I have a Kenmore refrigerator model #73966, it about 5 years old. The circlation fan in the freezer is making clicking sounds that started today. The fan output in the freezer is blowing cold air. For about the last month it was making gerggling sound a lot more than normal (I take this sound as the refrigerator was in defrost mode). Any ideals what is going on with this refrigerator and any trouble shooting ideals?

Orroe


----------



## boman47k (Aug 25, 2006)

Not sure. Sounds like the drain line could have some blockage in it. If you can remove the back panel and get to the the drain line that drains the defrosted frost (water) down to the pan under the fridge, try to flush it with a turkey baster and fairly warm water until it drains properly (no pooling).
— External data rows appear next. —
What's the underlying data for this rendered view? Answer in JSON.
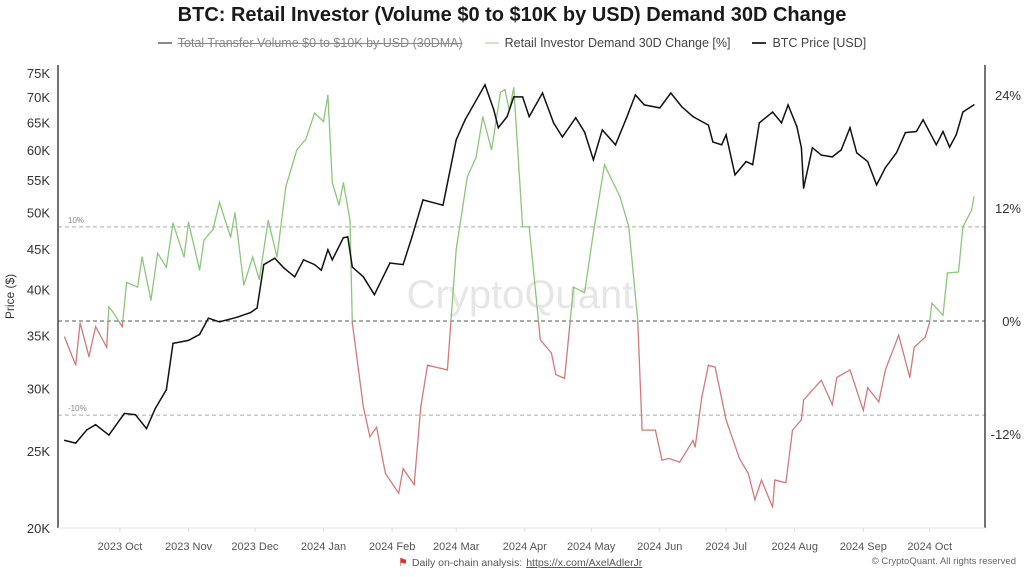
{
  "chart_data": {
    "type": "line",
    "title": "BTC: Retail Investor (Volume $0 to $10K by USD) Demand 30D Change",
    "legend": [
      {
        "name": "Total Transfer Volume $0 to $10K by USD (30DMA)",
        "color": "#888888",
        "hidden": true
      },
      {
        "name": "Retail Investor Demand 30D Change [%]",
        "color": "#8cc67a",
        "hidden": false
      },
      {
        "name": "BTC Price [USD]",
        "color": "#111111",
        "hidden": false
      }
    ],
    "legend_position": "top",
    "xlim": [
      "2023-09-03",
      "2024-10-26"
    ],
    "x_ticks": [
      {
        "date": "2023-10-01",
        "label": "2023 Oct"
      },
      {
        "date": "2023-11-01",
        "label": "2023 Nov"
      },
      {
        "date": "2023-12-01",
        "label": "2023 Dec"
      },
      {
        "date": "2024-01-01",
        "label": "2024 Jan"
      },
      {
        "date": "2024-02-01",
        "label": "2024 Feb"
      },
      {
        "date": "2024-03-01",
        "label": "2024 Mar"
      },
      {
        "date": "2024-04-01",
        "label": "2024 Apr"
      },
      {
        "date": "2024-05-01",
        "label": "2024 May"
      },
      {
        "date": "2024-06-01",
        "label": "2024 Jun"
      },
      {
        "date": "2024-07-01",
        "label": "2024 Jul"
      },
      {
        "date": "2024-08-01",
        "label": "2024 Aug"
      },
      {
        "date": "2024-09-01",
        "label": "2024 Sep"
      },
      {
        "date": "2024-10-01",
        "label": "2024 Oct"
      }
    ],
    "y_left": {
      "label": "Price ($)",
      "scale": "log",
      "range": [
        20000,
        76800
      ],
      "ticks": [
        {
          "value": 20000,
          "label": "20K"
        },
        {
          "value": 25000,
          "label": "25K"
        },
        {
          "value": 30000,
          "label": "30K"
        },
        {
          "value": 35000,
          "label": "35K"
        },
        {
          "value": 40000,
          "label": "40K"
        },
        {
          "value": 45000,
          "label": "45K"
        },
        {
          "value": 50000,
          "label": "50K"
        },
        {
          "value": 55000,
          "label": "55K"
        },
        {
          "value": 60000,
          "label": "60K"
        },
        {
          "value": 65000,
          "label": "65K"
        },
        {
          "value": 70000,
          "label": "70K"
        },
        {
          "value": 75000,
          "label": "75K"
        }
      ]
    },
    "y_right": {
      "scale": "linear",
      "range": [
        -22,
        27.2
      ],
      "ticks": [
        {
          "value": 24,
          "label": "24%"
        },
        {
          "value": 12,
          "label": "12%"
        },
        {
          "value": 0,
          "label": "0%"
        },
        {
          "value": -12,
          "label": "-12%"
        }
      ]
    },
    "reference_lines": [
      {
        "value": 10,
        "label": "10%"
      },
      {
        "value": 0,
        "label": ""
      },
      {
        "value": -10,
        "label": "-10%"
      }
    ],
    "demand_colors": {
      "positive": "#8cc67a",
      "negative": "#d27a7a"
    },
    "series": [
      {
        "name": "BTC Price [USD]",
        "axis": "left",
        "color": "#111111",
        "points": [
          [
            "2023-09-06",
            25800
          ],
          [
            "2023-09-11",
            25600
          ],
          [
            "2023-09-16",
            26600
          ],
          [
            "2023-09-20",
            27000
          ],
          [
            "2023-09-26",
            26200
          ],
          [
            "2023-10-03",
            27900
          ],
          [
            "2023-10-08",
            27800
          ],
          [
            "2023-10-13",
            26700
          ],
          [
            "2023-10-17",
            28300
          ],
          [
            "2023-10-22",
            29900
          ],
          [
            "2023-10-25",
            34200
          ],
          [
            "2023-11-01",
            34500
          ],
          [
            "2023-11-06",
            35100
          ],
          [
            "2023-11-10",
            36800
          ],
          [
            "2023-11-15",
            36400
          ],
          [
            "2023-11-23",
            36900
          ],
          [
            "2023-11-29",
            37400
          ],
          [
            "2023-12-02",
            37900
          ],
          [
            "2023-12-05",
            43000
          ],
          [
            "2023-12-10",
            43800
          ],
          [
            "2023-12-14",
            42600
          ],
          [
            "2023-12-19",
            41500
          ],
          [
            "2023-12-23",
            43600
          ],
          [
            "2023-12-28",
            43000
          ],
          [
            "2023-12-31",
            42300
          ],
          [
            "2024-01-03",
            44900
          ],
          [
            "2024-01-05",
            43600
          ],
          [
            "2024-01-10",
            46500
          ],
          [
            "2024-01-12",
            46600
          ],
          [
            "2024-01-14",
            42700
          ],
          [
            "2024-01-19",
            41500
          ],
          [
            "2024-01-24",
            39400
          ],
          [
            "2024-01-31",
            43200
          ],
          [
            "2024-02-06",
            43000
          ],
          [
            "2024-02-10",
            46600
          ],
          [
            "2024-02-15",
            51900
          ],
          [
            "2024-02-24",
            51100
          ],
          [
            "2024-03-01",
            61800
          ],
          [
            "2024-03-05",
            65500
          ],
          [
            "2024-03-14",
            72500
          ],
          [
            "2024-03-18",
            67400
          ],
          [
            "2024-03-20",
            64000
          ],
          [
            "2024-03-24",
            66100
          ],
          [
            "2024-03-27",
            70000
          ],
          [
            "2024-03-31",
            70000
          ],
          [
            "2024-04-03",
            66100
          ],
          [
            "2024-04-09",
            70800
          ],
          [
            "2024-04-14",
            64900
          ],
          [
            "2024-04-18",
            62300
          ],
          [
            "2024-04-24",
            65900
          ],
          [
            "2024-04-28",
            63200
          ],
          [
            "2024-05-02",
            58300
          ],
          [
            "2024-05-06",
            63600
          ],
          [
            "2024-05-12",
            60900
          ],
          [
            "2024-05-17",
            65900
          ],
          [
            "2024-05-21",
            70400
          ],
          [
            "2024-05-25",
            68400
          ],
          [
            "2024-06-01",
            67800
          ],
          [
            "2024-06-06",
            70800
          ],
          [
            "2024-06-11",
            68000
          ],
          [
            "2024-06-16",
            66100
          ],
          [
            "2024-06-23",
            64500
          ],
          [
            "2024-06-25",
            61400
          ],
          [
            "2024-06-29",
            60900
          ],
          [
            "2024-07-01",
            62700
          ],
          [
            "2024-07-05",
            55800
          ],
          [
            "2024-07-10",
            58000
          ],
          [
            "2024-07-13",
            57500
          ],
          [
            "2024-07-16",
            64900
          ],
          [
            "2024-07-22",
            67000
          ],
          [
            "2024-07-26",
            64900
          ],
          [
            "2024-07-29",
            68400
          ],
          [
            "2024-08-02",
            64200
          ],
          [
            "2024-08-04",
            60400
          ],
          [
            "2024-08-05",
            53700
          ],
          [
            "2024-08-09",
            60400
          ],
          [
            "2024-08-13",
            59100
          ],
          [
            "2024-08-18",
            58800
          ],
          [
            "2024-08-22",
            60000
          ],
          [
            "2024-08-26",
            64000
          ],
          [
            "2024-08-29",
            59500
          ],
          [
            "2024-09-03",
            58000
          ],
          [
            "2024-09-07",
            54200
          ],
          [
            "2024-09-11",
            57000
          ],
          [
            "2024-09-16",
            59500
          ],
          [
            "2024-09-20",
            63100
          ],
          [
            "2024-09-25",
            63300
          ],
          [
            "2024-09-28",
            65500
          ],
          [
            "2024-10-04",
            60900
          ],
          [
            "2024-10-07",
            63300
          ],
          [
            "2024-10-10",
            60500
          ],
          [
            "2024-10-13",
            62700
          ],
          [
            "2024-10-16",
            67000
          ],
          [
            "2024-10-21",
            68400
          ]
        ]
      },
      {
        "name": "Retail Investor Demand 30D Change [%]",
        "axis": "right",
        "color": "#8cc67a",
        "points": [
          [
            "2023-09-06",
            -1.7
          ],
          [
            "2023-09-11",
            -4.7
          ],
          [
            "2023-09-13",
            -0.2
          ],
          [
            "2023-09-17",
            -3.8
          ],
          [
            "2023-09-20",
            -0.6
          ],
          [
            "2023-09-25",
            -2.8
          ],
          [
            "2023-09-26",
            1.5
          ],
          [
            "2023-09-28",
            0.9
          ],
          [
            "2023-10-02",
            -0.6
          ],
          [
            "2023-10-04",
            4.1
          ],
          [
            "2023-10-09",
            3.6
          ],
          [
            "2023-10-11",
            6.8
          ],
          [
            "2023-10-15",
            2.2
          ],
          [
            "2023-10-18",
            7.2
          ],
          [
            "2023-10-22",
            5.7
          ],
          [
            "2023-10-25",
            10.4
          ],
          [
            "2023-10-30",
            6.8
          ],
          [
            "2023-11-01",
            10.5
          ],
          [
            "2023-11-06",
            5.4
          ],
          [
            "2023-11-08",
            8.6
          ],
          [
            "2023-11-12",
            9.7
          ],
          [
            "2023-11-15",
            12.6
          ],
          [
            "2023-11-20",
            8.9
          ],
          [
            "2023-11-22",
            11.5
          ],
          [
            "2023-11-26",
            3.8
          ],
          [
            "2023-11-30",
            6.8
          ],
          [
            "2023-12-03",
            4.4
          ],
          [
            "2023-12-07",
            10.7
          ],
          [
            "2023-12-11",
            6.8
          ],
          [
            "2023-12-15",
            14.3
          ],
          [
            "2023-12-20",
            18.2
          ],
          [
            "2023-12-24",
            19.3
          ],
          [
            "2023-12-28",
            22.1
          ],
          [
            "2024-01-01",
            21.2
          ],
          [
            "2024-01-03",
            24.0
          ],
          [
            "2024-01-05",
            14.7
          ],
          [
            "2024-01-08",
            12.3
          ],
          [
            "2024-01-10",
            14.7
          ],
          [
            "2024-01-13",
            10.7
          ],
          [
            "2024-01-14",
            -0.2
          ],
          [
            "2024-01-19",
            -9.1
          ],
          [
            "2024-01-22",
            -12.3
          ],
          [
            "2024-01-25",
            -11.3
          ],
          [
            "2024-01-29",
            -16.2
          ],
          [
            "2024-02-04",
            -18.3
          ],
          [
            "2024-02-06",
            -15.7
          ],
          [
            "2024-02-11",
            -17.4
          ],
          [
            "2024-02-14",
            -9.1
          ],
          [
            "2024-02-17",
            -4.7
          ],
          [
            "2024-02-26",
            -5.2
          ],
          [
            "2024-03-01",
            7.6
          ],
          [
            "2024-03-06",
            15.3
          ],
          [
            "2024-03-10",
            17.4
          ],
          [
            "2024-03-13",
            21.7
          ],
          [
            "2024-03-17",
            18.2
          ],
          [
            "2024-03-21",
            24.3
          ],
          [
            "2024-03-23",
            24.6
          ],
          [
            "2024-03-25",
            22.4
          ],
          [
            "2024-03-27",
            24.8
          ],
          [
            "2024-03-31",
            10.0
          ],
          [
            "2024-04-03",
            10.0
          ],
          [
            "2024-04-07",
            0.4
          ],
          [
            "2024-04-08",
            -2.0
          ],
          [
            "2024-04-13",
            -3.4
          ],
          [
            "2024-04-15",
            -5.7
          ],
          [
            "2024-04-19",
            -6.1
          ],
          [
            "2024-04-23",
            3.6
          ],
          [
            "2024-04-28",
            3.0
          ],
          [
            "2024-05-02",
            9.4
          ],
          [
            "2024-05-07",
            16.6
          ],
          [
            "2024-05-14",
            13.2
          ],
          [
            "2024-05-18",
            10.0
          ],
          [
            "2024-05-22",
            0.1
          ],
          [
            "2024-05-24",
            -11.6
          ],
          [
            "2024-05-30",
            -11.6
          ],
          [
            "2024-06-02",
            -14.8
          ],
          [
            "2024-06-05",
            -14.6
          ],
          [
            "2024-06-10",
            -15.0
          ],
          [
            "2024-06-16",
            -12.7
          ],
          [
            "2024-06-17",
            -13.4
          ],
          [
            "2024-06-20",
            -8.1
          ],
          [
            "2024-06-23",
            -4.7
          ],
          [
            "2024-06-26",
            -4.9
          ],
          [
            "2024-07-01",
            -10.5
          ],
          [
            "2024-07-07",
            -14.6
          ],
          [
            "2024-07-11",
            -16.2
          ],
          [
            "2024-07-14",
            -19.0
          ],
          [
            "2024-07-17",
            -16.9
          ],
          [
            "2024-07-22",
            -19.8
          ],
          [
            "2024-07-23",
            -16.9
          ],
          [
            "2024-07-28",
            -17.2
          ],
          [
            "2024-07-31",
            -11.6
          ],
          [
            "2024-08-04",
            -10.5
          ],
          [
            "2024-08-05",
            -8.4
          ],
          [
            "2024-08-13",
            -6.3
          ],
          [
            "2024-08-18",
            -8.9
          ],
          [
            "2024-08-20",
            -6.0
          ],
          [
            "2024-08-26",
            -5.2
          ],
          [
            "2024-09-01",
            -9.5
          ],
          [
            "2024-09-03",
            -7.1
          ],
          [
            "2024-09-08",
            -8.6
          ],
          [
            "2024-09-11",
            -5.2
          ],
          [
            "2024-09-17",
            -1.5
          ],
          [
            "2024-09-22",
            -6.0
          ],
          [
            "2024-09-24",
            -2.8
          ],
          [
            "2024-09-29",
            -1.7
          ],
          [
            "2024-10-01",
            -0.1
          ],
          [
            "2024-10-02",
            1.9
          ],
          [
            "2024-10-07",
            0.6
          ],
          [
            "2024-10-09",
            5.1
          ],
          [
            "2024-10-14",
            5.2
          ],
          [
            "2024-10-16",
            10.0
          ],
          [
            "2024-10-20",
            11.8
          ],
          [
            "2024-10-21",
            13.2
          ]
        ]
      }
    ]
  },
  "watermark": "CryptoQuant",
  "footer": {
    "flag_icon": "red-flag-icon",
    "text": "Daily on-chain analysis:",
    "link": "https://x.com/AxelAdlerJr",
    "copyright": "© CryptoQuant. All rights reserved"
  }
}
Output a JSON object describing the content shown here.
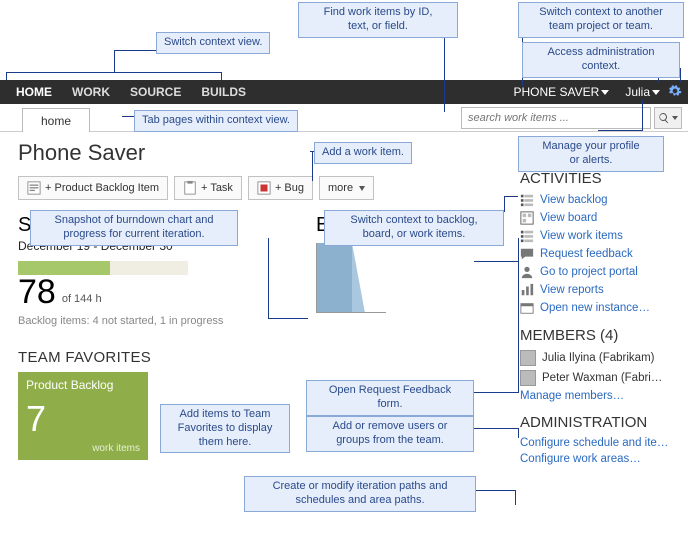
{
  "callouts": {
    "switch_context_view": "Switch context view.",
    "find_work_items": "Find work items by ID,\ntext, or field.",
    "switch_team": "Switch context to another\nteam project or team.",
    "admin_context": "Access administration\ncontext.",
    "tab_pages": "Tab pages within context view.",
    "add_work_item": "Add a work item.",
    "manage_profile": "Manage your profile\nor alerts.",
    "snapshot_burndown": "Snapshot of burndown chart and\nprogress for current iteration.",
    "switch_backlog": "Switch context to backlog,\nboard, or work items.",
    "open_feedback": "Open Request Feedback\nform.",
    "add_remove_users": "Add or remove users or\ngroups from the team.",
    "add_favorites": "Add items to Team\nFavorites to display\nthem here.",
    "create_iterations": "Create or modify iteration paths and\nschedules and area paths."
  },
  "nav": {
    "home": "HOME",
    "work": "WORK",
    "source": "SOURCE",
    "builds": "BUILDS",
    "project": "PHONE SAVER",
    "user": "Julia"
  },
  "tab": {
    "home": "home"
  },
  "search": {
    "placeholder": "search work items ..."
  },
  "project_title": "Phone Saver",
  "buttons": {
    "pbi": "+ Product Backlog Item",
    "task": "+ Task",
    "bug": "+ Bug",
    "more": "more"
  },
  "sprint": {
    "title": "Sprint 1",
    "dates": "December 19 - December 30",
    "value": "78",
    "of": "of 144 h",
    "percent": 54,
    "status": "Backlog items: 4 not started, 1 in progress"
  },
  "burndown": {
    "title": "Burndown",
    "bar_color": "#8bb1cf"
  },
  "favorites": {
    "header": "TEAM FAVORITES",
    "tile_title": "Product Backlog",
    "tile_num": "7",
    "tile_sub": "work items",
    "tile_color": "#8fae4a"
  },
  "activities": {
    "header": "ACTIVITIES",
    "items": [
      {
        "icon": "list",
        "label": "View backlog"
      },
      {
        "icon": "board",
        "label": "View board"
      },
      {
        "icon": "list",
        "label": "View work items"
      },
      {
        "icon": "feedback",
        "label": "Request feedback"
      },
      {
        "icon": "portal",
        "label": "Go to project portal"
      },
      {
        "icon": "reports",
        "label": "View reports"
      },
      {
        "icon": "open",
        "label": "Open new instance…"
      }
    ]
  },
  "members": {
    "header": "MEMBERS (4)",
    "items": [
      {
        "name": "Julia Ilyina (Fabrikam)"
      },
      {
        "name": "Peter Waxman (Fabri…"
      }
    ],
    "manage": "Manage members…"
  },
  "admin": {
    "header": "ADMINISTRATION",
    "items": [
      "Configure schedule and ite…",
      "Configure work areas…"
    ]
  },
  "colors": {
    "accent": "#2a6ac0",
    "callout_bg": "#e6eefb",
    "callout_border": "#8aa8d8",
    "bar": "#a6c76a"
  }
}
As you do this, keep an eye on the drain pan under the fridge so you do not overfill it and have water on the floor.


----------



## Tinkerer (Nov 13, 2008)

You may also have something hanging in the fan blade that's making the clicking or the fan is just dying. Open the inside panel then plug the unit in to observe the fan (obviously without putting fingers or anything else in the fan) to see what the problem is.


----------



## Orroe (Oct 6, 2009)

Thanks to you all for responding.

The sound does go away every time the back panel is removed or losen, but comes back when the panal is re-installelled. I ensured all wires are out of the away, there was no ice build up on the coils and drainage is not blocked. No thing was done the the refig prior to the sound started. I even melted all the frost off the coils with a hair dryer. This is driving me crazy.

Orroe :confused1:


----------